Intervention de Claude Biwer

Réunion du 9 novembre 2005 à 10h00
Questions orales — Evolution de la taxe professionnelle

Photo de Claude BiwerClaude Biwer :

Monsieur le ministre, avec ma question, nous restons dans les problèmes liés à l'emploi, puisqu'elle a trait à la taxe professionnelle.

L'annonce d'un plafonnement « effectif » du montant de la taxe professionnelle à 3, 5 % de la valeur ajoutée des entreprises a suscité de vives réactions d'hostilité de la part de très nombreux élus locaux, même si cela permettra de limiter certains abus.

La manière dont cette mesure a été annoncée les a également choqués, puisque le Gouvernement a précisé qu'au-delà de ce plafond les hausses de taux seraient désormais neutralisées et « ne rapporteraient plus rien aux collectivités territoriales concernées ».

En premier lieu, cette disposition va à l'encontre du principe de constitutionnalité de la libre administration des collectivités territoriales, qui doivent pouvoir fixer elles-mêmes librement leurs taux d'imposition.

Dans la mesure où elle aura un caractère rétroactif, elle coûtera, dès son entrée en application, 469 millions d'euros aux collectivités territoriales et à leurs groupements.

Comme l'a souligné à juste titre le Comité des finances locales, elle pénalisera les EPCI - établissements publics de coopération intercommunale - à taxe professionnelle unique, qui verront leur marge de manoeuvre fiscale diminuer puisque, si la réforme touche en moyenne 50 % des bases de taxe professionnelle, dans certains cas particuliers, ce sont jusqu'à 90 % des bases qui seront ainsi plafonnées.

Elle entraînera de facto un transfert des charges des entreprises vers les ménages et encouragera la mise en place de la fiscalité mixte dans les EPCI, qui, elle, évoluera dans le temps.

Le Gouvernement a justifié cette réforme en arguant du fait qu'elle était imposée par la nécessité de conserver sur le territoire français son attractivité et celle d'alléger les charges pesant sur les entreprises et gênant l'emploi, ce qui est louable en soi.

Qu'il convienne d'alléger les charges des entreprises, nul n'en doute.
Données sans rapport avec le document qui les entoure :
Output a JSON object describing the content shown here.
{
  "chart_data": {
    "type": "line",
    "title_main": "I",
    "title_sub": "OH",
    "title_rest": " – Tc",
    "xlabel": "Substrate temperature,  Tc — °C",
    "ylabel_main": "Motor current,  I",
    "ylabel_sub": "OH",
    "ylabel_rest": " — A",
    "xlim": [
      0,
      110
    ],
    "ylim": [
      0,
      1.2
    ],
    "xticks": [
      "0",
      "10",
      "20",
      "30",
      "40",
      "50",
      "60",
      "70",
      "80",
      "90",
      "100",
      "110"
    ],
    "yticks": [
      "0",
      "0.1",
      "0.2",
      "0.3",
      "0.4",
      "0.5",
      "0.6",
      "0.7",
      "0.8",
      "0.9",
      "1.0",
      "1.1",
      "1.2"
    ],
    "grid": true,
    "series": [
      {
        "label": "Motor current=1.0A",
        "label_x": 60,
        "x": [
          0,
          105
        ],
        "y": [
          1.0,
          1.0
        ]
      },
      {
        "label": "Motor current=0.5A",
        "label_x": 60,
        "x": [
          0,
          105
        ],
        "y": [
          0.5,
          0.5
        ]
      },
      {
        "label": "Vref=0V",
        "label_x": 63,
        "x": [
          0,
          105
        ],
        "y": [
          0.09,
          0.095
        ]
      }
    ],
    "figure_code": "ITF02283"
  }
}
Qu'il faille conserver sur notre territoire un maximum d'activités, chacun en convient. Mais toutes les études relatives aux délocalisations qui sont en notre possession démontrent que la fiscalité locale sera touchée, et la réforme annoncée ne supprimera pas les anomalies.
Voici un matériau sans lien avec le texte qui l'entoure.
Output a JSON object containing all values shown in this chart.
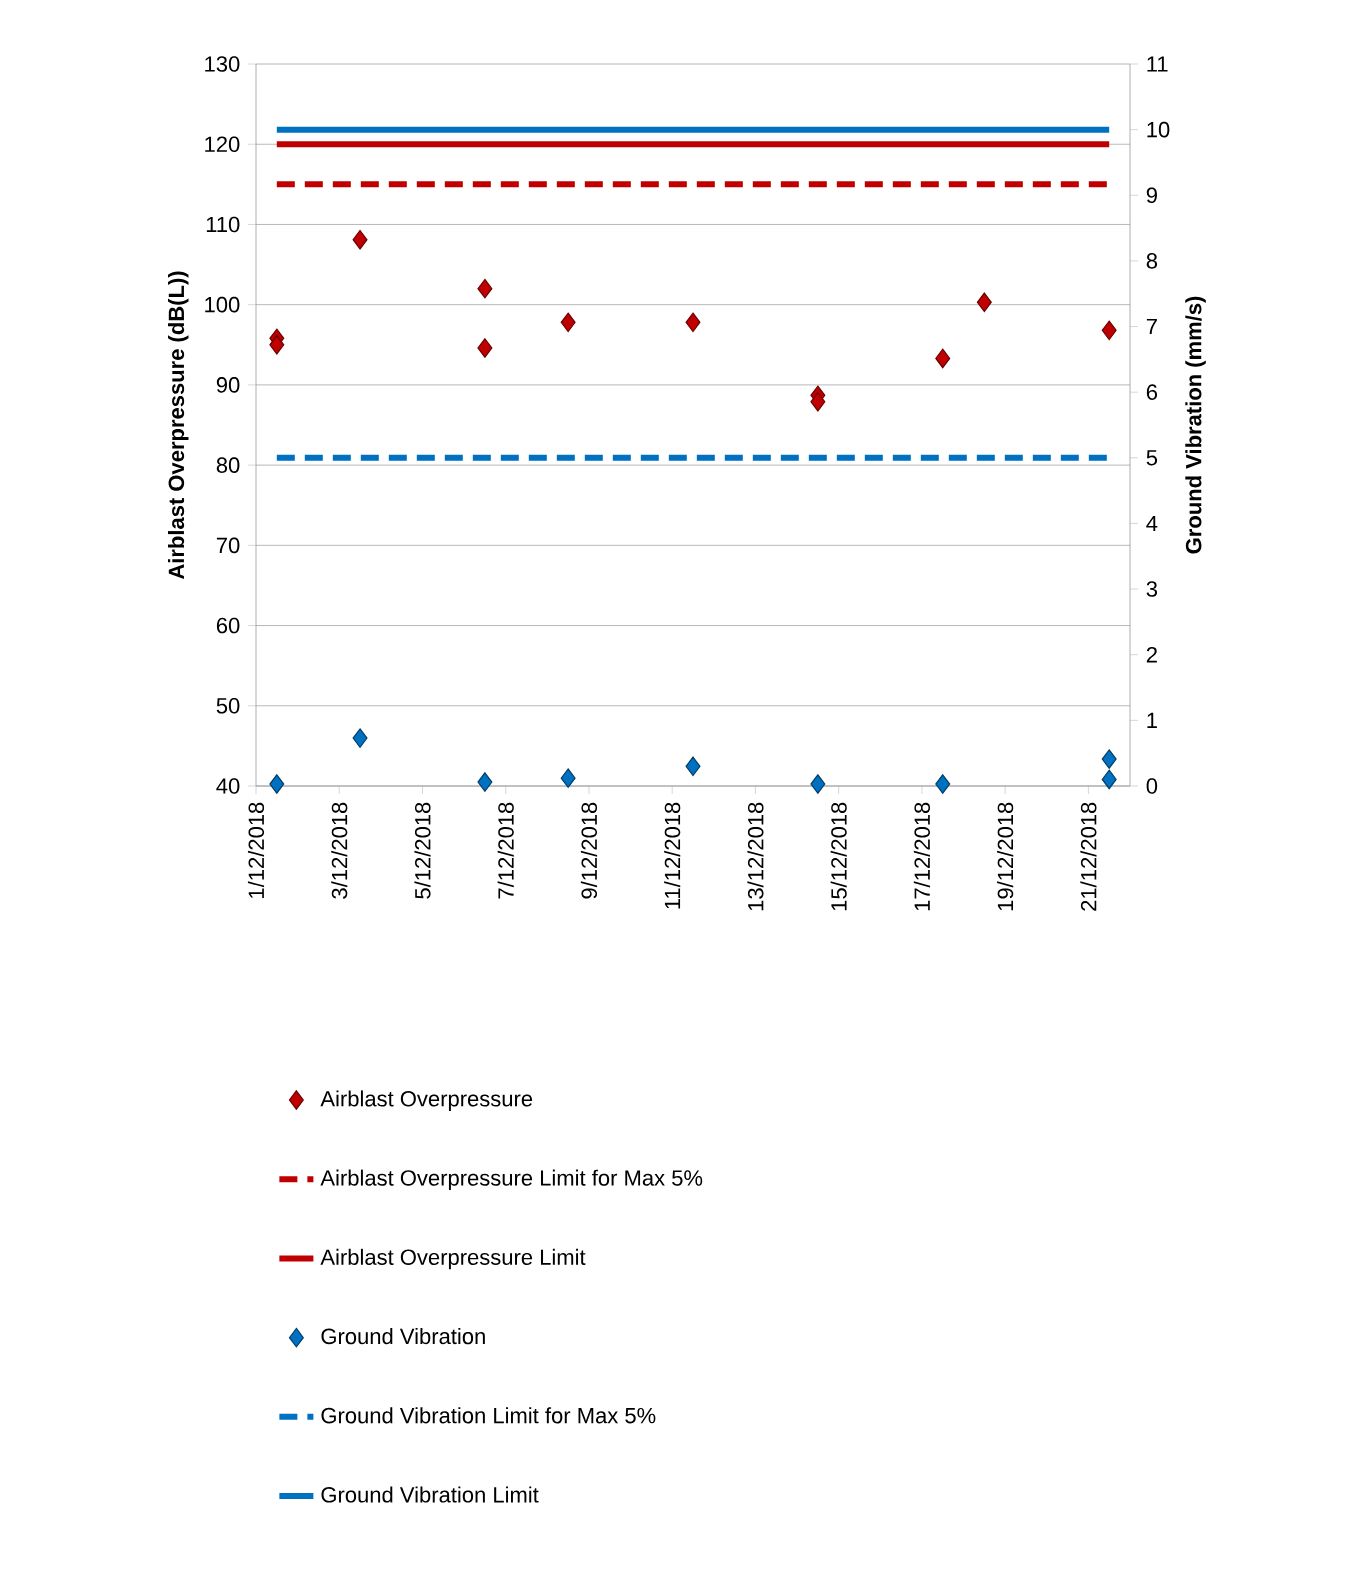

En réalité, cette disposition, qui a aussi pour but de réaliser des économies dans le budget de l'Etat sans toutefois créer de nouveaux prélèvements, s'appliquera au détriment, une fois de plus, des collectivités territoriales et de leurs groupements et, in fine, du contribuable local, puisque les collectivités en question devront compenser.

Il s'agit là d'une politique à courte vue. En effet, à quoi cela sert-il de réduire les prélèvements de l'Etat si, de façon concomitante, ceux des collectivités territoriales augmentent ? D'une part, le total des prélèvements obligatoires ne baisse pas et, d'autre part, que le contribuable soit local ou national, il s'agit toujours d'une seule et même personne, même si la répartition est quelque peu différente.

J'ose espérer que le Sénat, qui représente les collectivités territoriales, saura, le moment venu, faire entendre raison au Gouvernement sur ce point et qu'à défaut le Conseil constitutionnel, dans sa lucidité, constatera qu'au fil des ans le principe de libre administration des collectivités locales est de plus en plus battu en brèche.

J'aimerais, monsieur le ministre, être rassuré sur ce dossier qui n'apportera en l'état aucune avancée réelle dans le domaine de la fiscalité, mais créera des charges locales nouvelles, tout au moins si l'on apprécie l'intérêt des contribuables de façon globale.